I spent the past year working hard with an amazing designer – Oliver Uberti – to create this book of 100+ maps and graphics about London. The majority of graphics we produced for London: The Information Capital required R code in some shape or form. This was used to do anything from simplifying millions of GPS tracks, to creating bubble charts or simply drawing a load of straight lines. We had to produce a graphic every three days to hit the publication deadline, so without the efficiencies of copying and pasting old R code, or the flexibility to do almost any kind of plot, the book would not have been possible. For those of you out there interested in the process of creating great graphics with R, here are 6 graphics shown from the moment they came out of R to the moment they were printed.
This graphic shows the origin-destination flows of commuters in Southern England. In R I used the geom_segment() command from the brilliant ggplot2 package to draw slightly transparent white lines between the centroids of the origins and destinations. I thought my R export looked pretty good on black, but we then imported it into Adobe Illustrator and Oliver applied labels and a series of additional transparency effects to the lines to make them glow against the dark blue background (a colour we use throughout the book).
This is a crop from a graphic we produced to show the differences between the daytime and nighttime population of London (we are showing nighttime here). It copies the code I used to produce my Population Lines print, but Oliver went to the effort of manually cleaning the edges of the plot (I couldn’t work out how to automatically clip the lines in ggplot2!) by following the red-line I included. He then tweaked the colours and added labels in Illustrator.
One of my favourite graphics in the book shows the number of pieces of work by each artist in the Tate galleries. We can only show a small section here, but full-sized it looks spectacular as it features a J.M.W. Turner painting at its centre. The graphic started life as a basic treemap that simply scaled rectangles by the number of works each artist has in the Tate. R has a very easy to use treemap() function in the treemap package. Oliver then painstakingly broke the exported graphic to bits, transformed the squares into picture frames and sculptures and arranged them salon-style in “the gallery”.
This map, showing cyclists in London by time of day, was created from code similar to this graphic. It is an example where very little needed to be done to the plot once exported – we only really needed to add the River Thames (this could have been done in R), some labels and then optimise the colours for printing. Hundreds of thousands of line segments are plotted here, making the graphic an excellent illustration of R’s power to plot large volumes of data.
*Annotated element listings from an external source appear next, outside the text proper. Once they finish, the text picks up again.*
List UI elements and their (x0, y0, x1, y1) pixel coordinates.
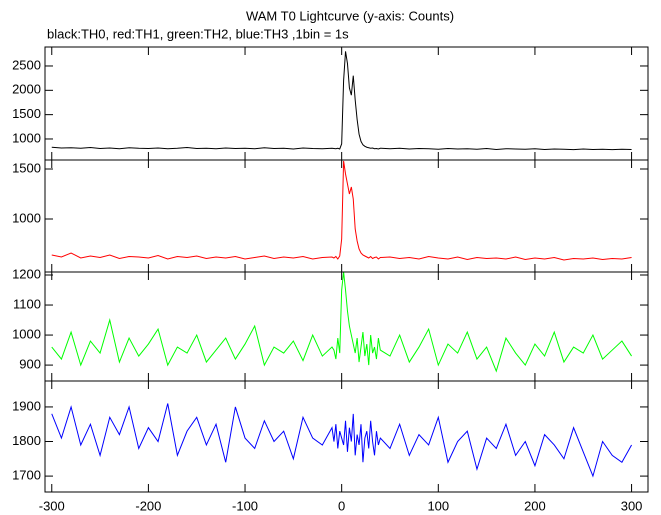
y-tick-label: 1000 (12, 326, 41, 341)
light-curve (51, 51, 632, 151)
x-tick-label: 300 (621, 498, 643, 513)
y-tick-label: 1200 (12, 266, 41, 281)
panel-frame (44, 271, 649, 382)
y-tick-label: 900 (19, 357, 41, 372)
x-tick-label: 100 (427, 498, 449, 513)
y-tick-label: 2500 (12, 57, 41, 72)
y-tick-label: 2000 (12, 82, 41, 97)
panel-frame (44, 380, 649, 493)
x-tick-label: -100 (232, 498, 258, 513)
y-tick-label: 1500 (12, 106, 41, 121)
y-tick-label: 1700 (12, 468, 41, 483)
panel-frame (44, 46, 649, 161)
light-curve (51, 160, 632, 261)
x-tick-label: -300 (39, 498, 65, 513)
chart-subtitle: black:TH0, red:TH1, green:TH2, blue:TH3 … (47, 26, 349, 41)
y-tick-label: 1800 (12, 433, 41, 448)
x-tick-label: -200 (135, 498, 161, 513)
chart-title: WAM T0 Lightcurve (y-axis: Counts) (246, 8, 454, 23)
y-tick-label: 1900 (12, 398, 41, 413)
y-tick-label: 1000 (12, 130, 41, 145)
y-tick-label: 1000 (12, 210, 41, 225)
y-tick-label: 1100 (13, 296, 41, 311)
light-curve (51, 272, 632, 373)
y-tick-label: 1500 (12, 160, 41, 175)
x-tick-label: 0 (338, 498, 345, 513)
light-curve (51, 403, 633, 478)
x-tick-label: 200 (524, 498, 546, 513)
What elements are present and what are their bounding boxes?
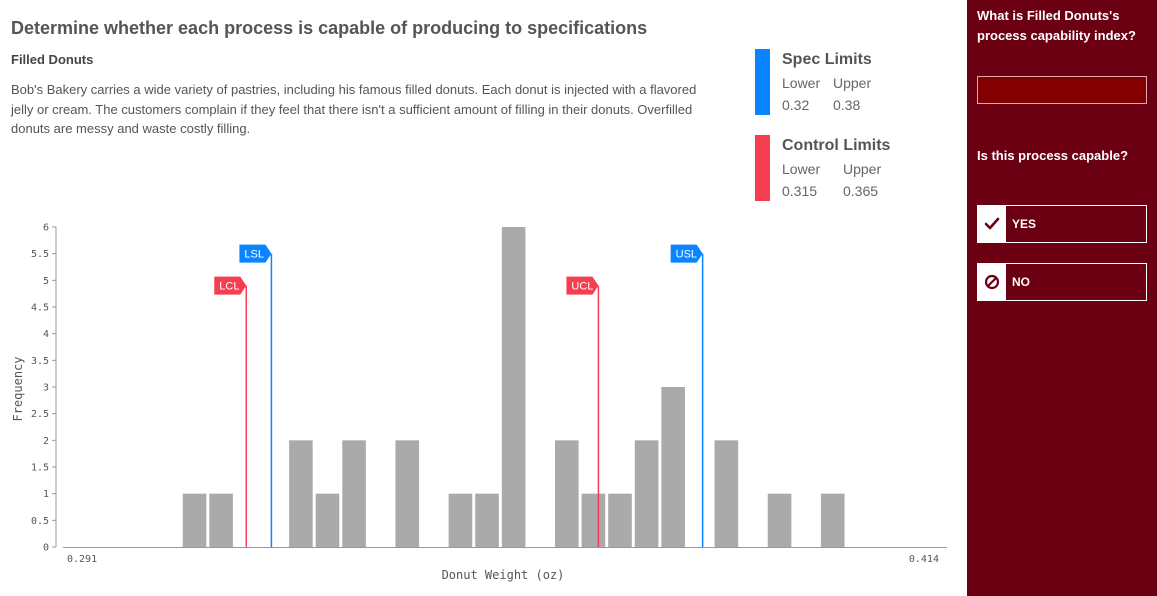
- lcl-flag: [214, 276, 247, 295]
- histogram-bar: [501, 227, 526, 547]
- control-limits-color-bar: [755, 135, 770, 201]
- y-tick-label: 5: [43, 276, 49, 287]
- y-axis-title: Frequency: [11, 356, 25, 421]
- histogram-bar: [289, 440, 313, 547]
- no-option[interactable]: NO: [977, 263, 1147, 301]
- y-tick-label: 3: [43, 383, 49, 394]
- yes-option[interactable]: YES: [977, 205, 1147, 243]
- check-icon: [978, 206, 1006, 242]
- usl-flag: [670, 244, 703, 263]
- usl-flag-label: USL: [676, 249, 697, 261]
- y-axis: 0 0.5 1 1.5 2 2.5 3 3.5 4 4.5 5 5.5 6: [31, 223, 57, 554]
- y-tick-label: 4: [43, 329, 49, 340]
- yes-option-label: YES: [1012, 217, 1037, 231]
- histogram-bar: [661, 387, 685, 547]
- spec-limits-legend: Spec Limits Lower Upper 0.32 0.38: [755, 49, 945, 115]
- histogram-bar: [475, 493, 499, 547]
- ucl-flag: [566, 276, 599, 295]
- y-tick-label: 1.5: [31, 463, 49, 474]
- spec-upper-value: 0.38: [833, 97, 861, 113]
- lsl-flag: [239, 244, 272, 263]
- ucl-flag-label: UCL: [571, 281, 593, 293]
- y-tick-label: 2: [43, 436, 49, 447]
- histogram-bar: [608, 493, 632, 547]
- control-lower-value: 0.315: [782, 183, 818, 199]
- control-limits-legend: Control Limits Lower Upper 0.315 0.365: [755, 135, 945, 201]
- control-limits-title: Control Limits: [782, 137, 891, 154]
- histogram-bar: [448, 493, 473, 547]
- histogram-bar: [634, 440, 659, 547]
- x-tick-max: 0.414: [909, 554, 939, 565]
- limit-lines: LSL USL LCL UCL: [214, 244, 704, 547]
- y-tick-label: 1: [43, 489, 49, 500]
- spec-upper-label: Upper: [833, 75, 872, 91]
- y-tick-label: 2.5: [31, 409, 49, 420]
- histogram-bar: [395, 440, 420, 547]
- y-tick-label: 4.5: [31, 303, 49, 314]
- lcl-flag-label: LCL: [219, 281, 239, 293]
- y-tick-label: 6: [43, 223, 49, 234]
- x-axis-title: Donut Weight (oz): [442, 568, 565, 582]
- control-upper-value: 0.365: [843, 183, 879, 199]
- histogram-bar: [581, 493, 606, 547]
- y-tick-label: 0: [43, 543, 49, 554]
- y-tick-label: 3.5: [31, 356, 49, 367]
- histogram-chart: 0 0.5 1 1.5 2 2.5 3 3.5 4 4.5 5 5.5 6 LSL USL LCL UCL 0…: [11, 223, 947, 582]
- question-sidebar: What is Filled Donuts's process capabili…: [967, 0, 1157, 596]
- spec-lower-label: Lower: [782, 75, 821, 91]
- y-tick-label: 5.5: [31, 249, 49, 260]
- control-upper-label: Upper: [843, 161, 882, 177]
- x-tick-min: 0.291: [67, 554, 97, 565]
- process-name: Filled Donuts: [11, 52, 94, 67]
- histogram-bar: [714, 440, 739, 547]
- page-title: Determine whether each process is capabl…: [11, 18, 648, 38]
- no-icon: [978, 264, 1006, 300]
- control-lower-label: Lower: [782, 161, 821, 177]
- spec-lower-value: 0.32: [782, 97, 810, 113]
- y-tick-label: 0.5: [31, 516, 49, 527]
- histogram-bar: [315, 493, 340, 547]
- capable-question: Is this process capable?: [977, 148, 1129, 163]
- capability-index-question: What is Filled Donuts's process capabili…: [977, 8, 1136, 43]
- process-description: Bob's Bakery carries a wide variety of p…: [11, 82, 697, 136]
- spec-limits-title: Spec Limits: [782, 51, 872, 68]
- histogram-bar: [555, 440, 579, 547]
- main-panel: Determine whether each process is capabl…: [11, 18, 947, 582]
- histogram-bars: [182, 227, 845, 547]
- lsl-flag-label: LSL: [244, 249, 264, 261]
- capability-index-input[interactable]: [977, 76, 1147, 104]
- no-option-label: NO: [1012, 275, 1030, 289]
- spec-limits-color-bar: [755, 49, 770, 115]
- histogram-bar: [209, 493, 233, 547]
- histogram-bar: [767, 493, 792, 547]
- histogram-bar: [820, 493, 845, 547]
- histogram-bar: [182, 493, 207, 547]
- histogram-bar: [342, 440, 366, 547]
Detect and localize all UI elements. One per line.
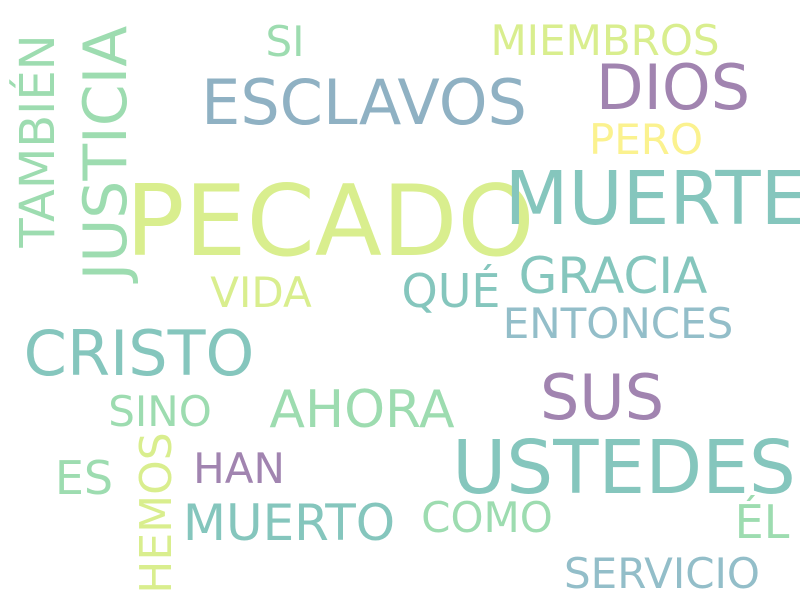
word-justicia: JUSTICIA: [71, 25, 141, 281]
word-si: SI: [265, 17, 305, 66]
word-muerto: MUERTO: [182, 494, 396, 552]
word-hemos: HEMOS: [131, 432, 182, 594]
word-entonces: ENTONCES: [502, 299, 734, 348]
word-han: HAN: [193, 444, 285, 493]
word-muerte: MUERTE: [504, 156, 800, 242]
word-sus: SUS: [539, 361, 665, 434]
word-es: ES: [54, 451, 114, 505]
word-sino: SINO: [108, 387, 212, 436]
word-dios: DIOS: [595, 51, 751, 124]
word-miembros: MIEMBROS: [490, 16, 720, 65]
word-que: QUÉ: [401, 264, 501, 318]
word-servicio: SERVICIO: [564, 549, 760, 598]
word-gracia: GRACIA: [518, 247, 708, 305]
word-ustedes: USTEDES: [452, 425, 796, 511]
word-pero: PERO: [588, 115, 704, 164]
word-como: COMO: [421, 493, 553, 542]
word-pecado: PECADO: [125, 165, 535, 279]
word-cristo: CRISTO: [23, 317, 255, 390]
word-el: ÉL: [734, 495, 790, 549]
word-vida: VIDA: [210, 268, 312, 317]
word-ahora: AHORA: [269, 380, 455, 440]
word-tambien: TAMBIÉN: [10, 34, 66, 248]
word-esclavos: ESCLAVOS: [201, 66, 527, 139]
The graphic above (full size here) has been the most popular from the book so far. It takes 2011 Census data and maps people by marital status as well as showing the absolute numbers as a streamgraph. ggplot2 was used to create both the maps and the plot. We kept the exported colours for the maps but manually edited the colours on the streamgraph. The streamgraph was created with the geom_ribbon() function in ggplot2.
All the graphics shown so far started life as databases containing, as a minimum, several thousand rows of data. In this final example we show a “small data” example: the lives of 100 Londoners who have earned a blue plaque on one of London’s buildings. Oliver manually compiled the data, including 3 attributes for each name: the age they lived to, the age when they created a defining work, the period of their life commemorated by the blue plaque. Thanks to ggplot2, I was able to use the code below to generate the coarse looking plot above. Oliver then took this and flipped it before restyling and adding labels in Illustrator.
#We order by age of when the person started living in London, this is the order field.
ggplot(Data,aes(order,origin))+geom_segment(aes(xend=order, yend=Age))+geom_segment(aes(x=order,y=st_age, xend=order, yend=end_age), col=”red”)+geom_segment(aes(x=order,y=st_age2, xend=order, yend=end_age2), col=”yellow”)+ coord_polar()
As was the case for many graphics in our book, the key thing here was that a couple of lines of code in R saved a day of manually drawing lines.